To install the package, download the git repository and run the following command in the root directory:

pip install .

To install the package in development mode, run the following commands in the root directory:

pip install meson-python ninja numpy
pip install --no-build-isolation -e .

For debug mode, use the following command for local installation:

pip install --no-build-isolation -U -e . -Csetup-args=-Dbuildtype=debug

To debug the C code, use gdb:

gdb -ex=run -args python <python file>

Run for INCAS datasets (e.g., phase2a or phase2b)

First install the package as described above. The next step is setting up the config.toml file.

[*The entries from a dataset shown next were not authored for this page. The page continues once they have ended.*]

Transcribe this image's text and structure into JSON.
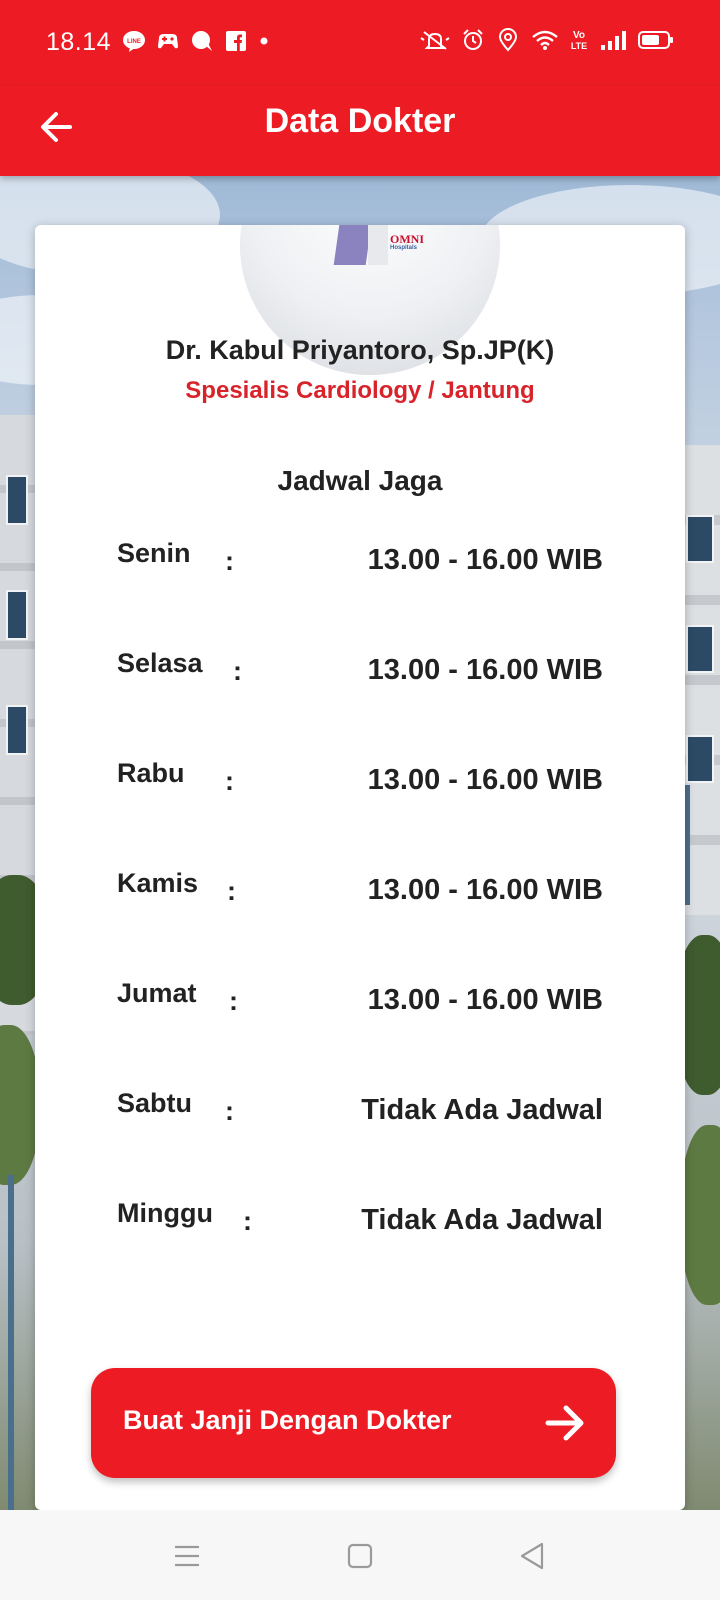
{
  "status_bar": {
    "time": "18.14",
    "left_icons": [
      "line-icon",
      "game-controller-icon",
      "chat-bubble-icon",
      "facebook-icon",
      "dot-icon"
    ],
    "right_icons": [
      "mute-icon",
      "alarm-icon",
      "location-icon",
      "wifi-icon",
      "volte-icon",
      "signal-icon",
      "battery-icon"
    ]
  },
  "app_bar": {
    "title": "Data Dokter",
    "back_icon": "arrow-left-icon"
  },
  "doctor": {
    "name": "Dr. Kabul Priyantoro, Sp.JP(K)",
    "specialty": "Spesialis Cardiology / Jantung",
    "photo_logo": "OMNI",
    "photo_logo_sub": "Hospitals"
  },
  "schedule": {
    "title": "Jadwal Jaga",
    "separator": ":",
    "rows": [
      {
        "day": "Senin",
        "time": "13.00 - 16.00 WIB"
      },
      {
        "day": "Selasa",
        "time": "13.00 - 16.00 WIB"
      },
      {
        "day": "Rabu",
        "time": "13.00 - 16.00 WIB"
      },
      {
        "day": "Kamis",
        "time": "13.00 - 16.00 WIB"
      },
      {
        "day": "Jumat",
        "time": "13.00 - 16.00 WIB"
      },
      {
        "day": "Sabtu",
        "time": "Tidak Ada Jadwal"
      },
      {
        "day": "Minggu",
        "time": "Tidak Ada Jadwal"
      }
    ]
  },
  "cta": {
    "label": "Buat Janji Dengan Dokter",
    "icon": "arrow-right-icon"
  },
  "nav_bar": {
    "buttons": [
      "menu-icon",
      "home-square-icon",
      "back-triangle-icon"
    ]
  },
  "colors": {
    "brand_red": "#ed1c24",
    "specialty_red": "#d8232a",
    "text_dark": "#222222"
  }
}
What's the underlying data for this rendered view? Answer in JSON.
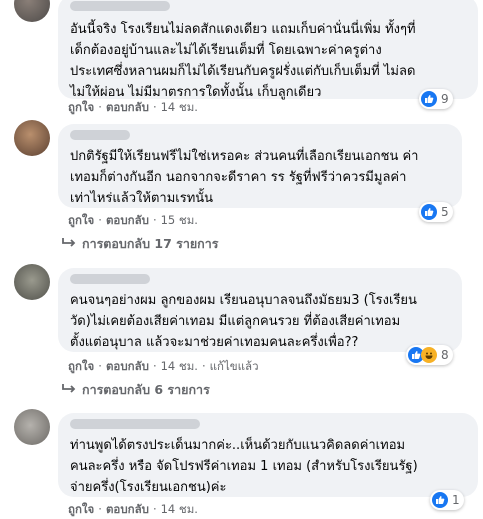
{
  "comments": [
    {
      "text": "อันนี้จริง โรงเรียนไม่ลดสักแดงเดียว แถมเก็บค่านั่นนี่เพิ่ม ทั้งๆที่\nเด็กต้องอยู่บ้านและไม่ได้เรียนเต็มที่ โดยเฉพาะค่าครูต่าง\nประเทศซึ่งหลานผมก็ไม่ได้เรียนกับครูฝรั่งแต่กับเก็บเต็มที่ ไม่ลด\nไม่ให้ผ่อน ไม่มีมาตรการใดทั้งนั้น เก็บลูกเดียว",
      "like": "ถูกใจ",
      "reply": "ตอบกลับ",
      "time": "14 ชม.",
      "edited": "",
      "reaction_count": "9",
      "reactions": [
        "like-icon"
      ]
    },
    {
      "text": "ปกติรัฐมีให้เรียนฟรีไม่ใช่เหรอคะ ส่วนคนที่เลือกเรียนเอกชน ค่า\nเทอมก็ต่างกันอีก นอกจากจะดีราคา รร รัฐที่ฟรีว่าควรมีมูลค่า\nเท่าไหร่แล้วให้ตามเรทนั้น",
      "like": "ถูกใจ",
      "reply": "ตอบกลับ",
      "time": "15 ชม.",
      "edited": "",
      "reaction_count": "5",
      "reactions": [
        "like-icon"
      ],
      "replies_label": "การตอบกลับ 17 รายการ"
    },
    {
      "text": "คนจนๆอย่างผม ลูกของผม เรียนอนุบาลจนถึงมัธยม3 (โรงเรียน\nวัด)ไม่เคยต้องเสียค่าเทอม มีแต่ลูกคนรวย ที่ต้องเสียค่าเทอม\nตั้งแต่อนุบาล แล้วจะมาช่วยค่าเทอมคนละครึ่งเพื่อ??",
      "like": "ถูกใจ",
      "reply": "ตอบกลับ",
      "time": "14 ชม.",
      "edited": "แก้ไขแล้ว",
      "reaction_count": "8",
      "reactions": [
        "like-icon",
        "haha-icon"
      ],
      "replies_label": "การตอบกลับ 6 รายการ"
    },
    {
      "text": "ท่านพูดได้ตรงประเด็นมากค่ะ..เห็นด้วยกับแนวคิดลดค่าเทอม\nคนละครึ่ง หรือ จัดโปรฟรีค่าเทอม 1 เทอม (สำหรับโรงเรียนรัฐ)\nจ่ายครึ่ง(โรงเรียนเอกชน)ค่ะ",
      "like": "ถูกใจ",
      "reply": "ตอบกลับ",
      "time": "14 ชม.",
      "edited": "",
      "reaction_count": "1",
      "reactions": [
        "like-icon"
      ]
    }
  ],
  "colors": {
    "bubble": "#f0f2f5",
    "meta_text": "#65676b",
    "like_blue": "#1877f2",
    "haha_yellow": "#f7b125"
  }
}
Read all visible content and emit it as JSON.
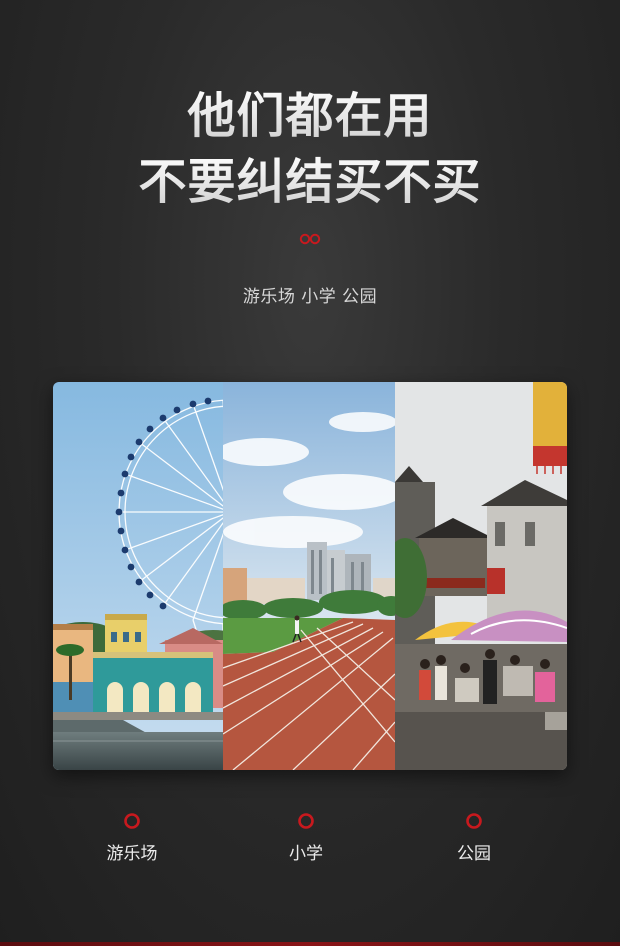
{
  "headline": {
    "line1": "他们都在用",
    "line2": "不要纠结买不买"
  },
  "subtitle": "游乐场 小学 公园",
  "colors": {
    "accent": "#c8191e",
    "background": "#2a2a2a",
    "text": "#ececec"
  },
  "photos": [
    {
      "name": "amusement-park-photo",
      "icon": "ferris-wheel"
    },
    {
      "name": "school-photo",
      "icon": "running-track"
    },
    {
      "name": "park-photo",
      "icon": "market-umbrellas"
    }
  ],
  "labels": [
    {
      "text": "游乐场",
      "icon": "red-ring-icon"
    },
    {
      "text": "小学",
      "icon": "red-ring-icon"
    },
    {
      "text": "公园",
      "icon": "red-ring-icon"
    }
  ]
}
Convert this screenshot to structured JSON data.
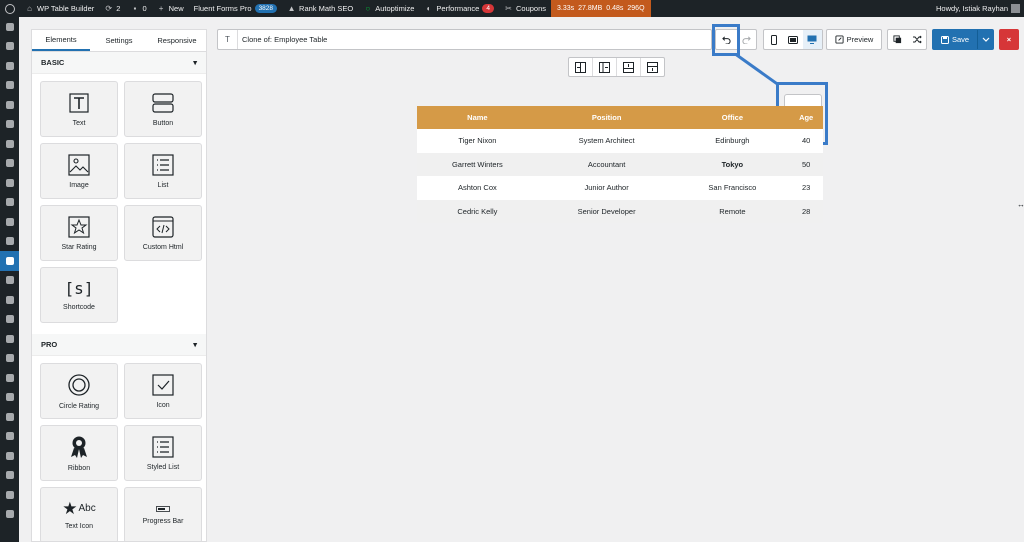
{
  "adminbar": {
    "site_name": "WP Table Builder",
    "updates_count": "2",
    "comments_count": "0",
    "new_label": "New",
    "fluent_forms_label": "Fluent Forms Pro",
    "fluent_forms_badge": "3828",
    "rank_math_label": "Rank Math SEO",
    "autoptimize_label": "Autoptimize",
    "performance_label": "Performance",
    "performance_badge": "4",
    "coupons_label": "Coupons",
    "perf_time": "3.33s",
    "perf_mem": "27.8MB",
    "perf_query_time": "0.48s",
    "perf_queries": "296Q",
    "howdy": "Howdy, Istiak Rayhan"
  },
  "panel": {
    "tabs": [
      {
        "label": "Elements",
        "active": true
      },
      {
        "label": "Settings",
        "active": false
      },
      {
        "label": "Responsive",
        "active": false
      }
    ],
    "basic": {
      "title": "BASIC",
      "toggle": "▾",
      "items": [
        {
          "label": "Text",
          "icon": "text-icon"
        },
        {
          "label": "Button",
          "icon": "button-icon"
        },
        {
          "label": "Image",
          "icon": "image-icon"
        },
        {
          "label": "List",
          "icon": "list-icon"
        },
        {
          "label": "Star Rating",
          "icon": "star-icon"
        },
        {
          "label": "Custom Html",
          "icon": "code-icon"
        },
        {
          "label": "Shortcode",
          "icon": "shortcode-icon",
          "glyph": "[s]"
        }
      ]
    },
    "pro": {
      "title": "PRO",
      "toggle": "▾",
      "items": [
        {
          "label": "Circle Rating",
          "icon": "circle-rating-icon"
        },
        {
          "label": "Icon",
          "icon": "checkbox-icon"
        },
        {
          "label": "Ribbon",
          "icon": "ribbon-icon"
        },
        {
          "label": "Styled List",
          "icon": "styled-list-icon"
        },
        {
          "label": "Text Icon",
          "icon": "star-text-icon",
          "glyph": "Abc"
        },
        {
          "label": "Progress Bar",
          "icon": "progress-bar-icon"
        }
      ]
    }
  },
  "toolbar": {
    "title_value": "Clone of: Employee Table",
    "title_prefix_glyph": "T",
    "preview_label": "Preview",
    "save_label": "Save"
  },
  "table": {
    "headers": [
      "Name",
      "Position",
      "Office",
      "Age"
    ],
    "rows": [
      [
        "Tiger Nixon",
        "System Architect",
        "Edinburgh",
        "40"
      ],
      [
        "Garrett Winters",
        "Accountant",
        "Tokyo",
        "50"
      ],
      [
        "Ashton Cox",
        "Junior Author",
        "San Francisco",
        "23"
      ],
      [
        "Cedric Kelly",
        "Senior Developer",
        "Remote",
        "28"
      ]
    ],
    "header_color": "#d59a47"
  },
  "colors": {
    "accent": "#2271b1",
    "danger": "#d63638",
    "highlight": "#3a7bc8"
  }
}
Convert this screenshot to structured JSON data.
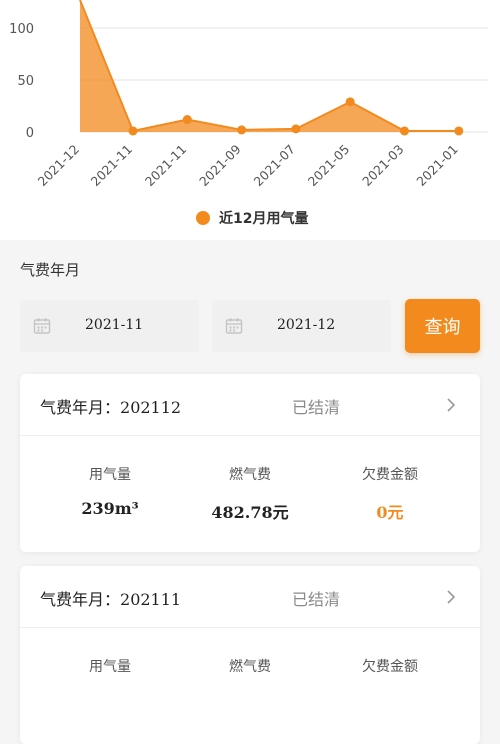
{
  "chart_data": {
    "type": "area",
    "categories": [
      "2021-12",
      "2021-11",
      "2021-11",
      "2021-09",
      "2021-07",
      "2021-05",
      "2021-03",
      "2021-01"
    ],
    "values": [
      239,
      1,
      12,
      2,
      3,
      29,
      1,
      1
    ],
    "y_ticks": [
      "0",
      "50",
      "100"
    ],
    "ylim": [
      0,
      130
    ],
    "grid": true,
    "color": "#f28a1e",
    "legend": "近12月用气量",
    "legend_position": "bottom-center"
  },
  "filter": {
    "title": "气费年月",
    "start_date": "2021-11",
    "end_date": "2021-12",
    "query_label": "查询"
  },
  "cards": [
    {
      "title_label": "气费年月：",
      "period": "202112",
      "status": "已结清",
      "usage_label": "用气量",
      "usage_value": "239m³",
      "fee_label": "燃气费",
      "fee_value": "482.78元",
      "owed_label": "欠费金额",
      "owed_value": "0元"
    },
    {
      "title_label": "气费年月：",
      "period": "202111",
      "status": "已结清",
      "usage_label": "用气量",
      "fee_label": "燃气费",
      "owed_label": "欠费金额"
    }
  ],
  "icons": {
    "calendar": "calendar-icon",
    "chevron": "chevron-right-icon"
  }
}
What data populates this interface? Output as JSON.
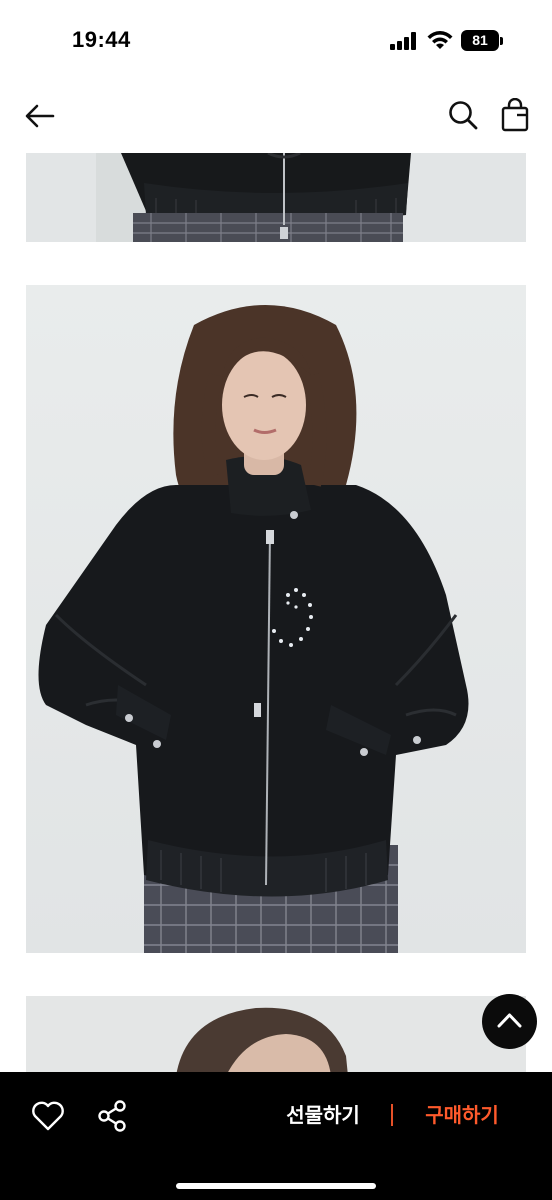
{
  "status_bar": {
    "time": "19:44",
    "battery": "81",
    "icons": [
      "signal-icon",
      "wifi-icon",
      "battery-icon"
    ]
  },
  "nav": {
    "icons": [
      "back-arrow-icon",
      "search-icon",
      "shopping-bag-icon"
    ]
  },
  "images": [
    "product-photo-top",
    "product-photo-main",
    "product-photo-bottom"
  ],
  "scroll_top": {
    "icon": "chevron-up-icon"
  },
  "bottom_bar": {
    "like_icon": "heart-icon",
    "share_icon": "share-icon",
    "gift_label": "선물하기",
    "buy_label": "구매하기",
    "buy_color": "#ff5a2c"
  }
}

You can use config_template.toml as a template.

cp config_template.toml config.toml

Setup the paths for the INCAS datasets and networks

# Location of jsonl files
INCAS_DATASETS = "/mnt/osome/INCAS/datasets" 

# Location where the preprocessed datasets will be stored
PREPROCESSED_DATASETS = "Data/Preprocessed"

#Logation of the outputs 
NETWORKS = "Outputs/Networks"
FIGURES = "Outputs/Figures"
TABLES = "Outputs/Tables"
CONFIGS = "Outputs/Configs"

The INCAS_DATASETS folder should contain the uncompressed jsonl files.

First, the files should be preprocessed. This can be done by running the following python script:

python pipeline/preprocess/preprocessINCAS.py <dataname>

where dataname is the name of the dataset, which correspondts to the <INCAS_DATASETS>/<dataname>.jsonl file. Together with the preprocessed data, the script will generate a .txt file with some information about the dataset.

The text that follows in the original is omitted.